It’s hot in the Pacific Northwest and expected to get even hotter as the region braces for a heat wave through the weekend and into next week.
“This is a global event for the cherry industry and we’ll have to see where it takes us,” said B.J. Thurlby, the president of the Northwest Cherry Growers. “Obviously, growers are going to use every tool in the box right now. But we haven’t dealt with this before, so we just don’t know what to expect.”
Growers will rely on under-tree sprinklers to reduce the temperature in the canopy and pick at night if they have the lighting to do it, Thurlby said.
The National Weather Service issued an excessive heat warning across Washington, Oregon and much of Idaho on Friday, June 25, for triple-digit temperatures predicted to stretch well into next week. Outdoor work should be scheduled for the early morning as much as possible, and everyone should be on the lookout for signs and symptoms of heat exhaustion and heat stroke, according to the warning issued by the NWS. Frequent rest breaks in shaded or air-conditioned environments can reduce the risk of heat-related illness.
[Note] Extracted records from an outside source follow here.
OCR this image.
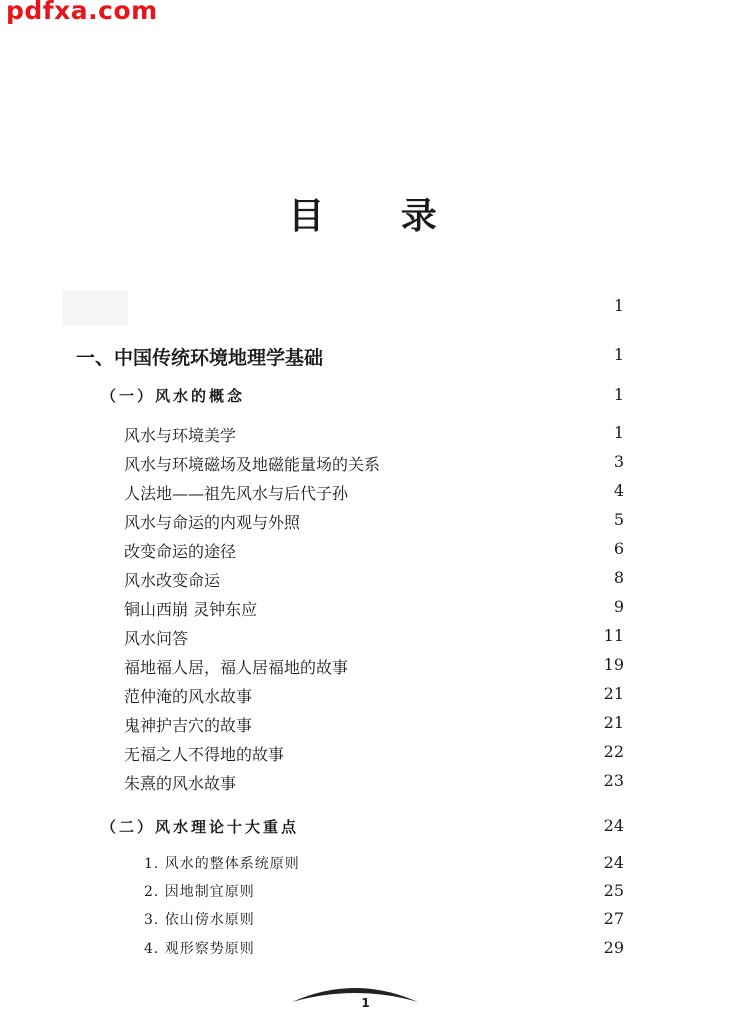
pdfxa.com
目 录
1
一、中国传统环境地理学基础	1
（一）风水的概念	1
风水与环境美学	1
风水与环境磁场及地磁能量场的关系	3
人法地——祖先风水与后代子孙	4
风水与命运的内观与外照	5
改变命运的途径	6
风水改变命运	8
铜山西崩 灵钟东应	9
风水问答	11
福地福人居，福人居福地的故事	19
范仲淹的风水故事	21
鬼神护吉穴的故事	21
无福之人不得地的故事	22
朱熹的风水故事	23
（二）风水理论十大重点	24
1. 风水的整体系统原则	24
2. 因地制宜原则	25
3. 依山傍水原则	27
4. 观形察势原则	29
1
Cherry and berry growers in the midst of harvest across the region already schedule early morning harvests to keep fruit and workers cool. But the increased heat could be accelerating fruit ripening in some places, at the same time that workers need to slow down to be safe in the heat — a problem without a clear solution.
“If it’s hot, there’s nothing we can do to cool,” said grower Adolfo Alvarez of Prosser, Washington.
For one thing, workers can only handle half a day of work, which slows down harvest, he said. Then, the cherries are ripening faster, giving him a double blow on the timing urgency.
Broadly, the cherry season has been picking up over the past week, after cool weather in early June slowed the harvest, according to a June 25 crop update from Northwest Cherry Growers.
“The temperature forecasts for most of our growing regions will push our orchards to hitherto unknown points for the month of June,” the organization said in the news release. “With so many orchards in different stages and at different elevations, we feel confident that this is but one more challenge that all of our growers must fight, and some will prevail.”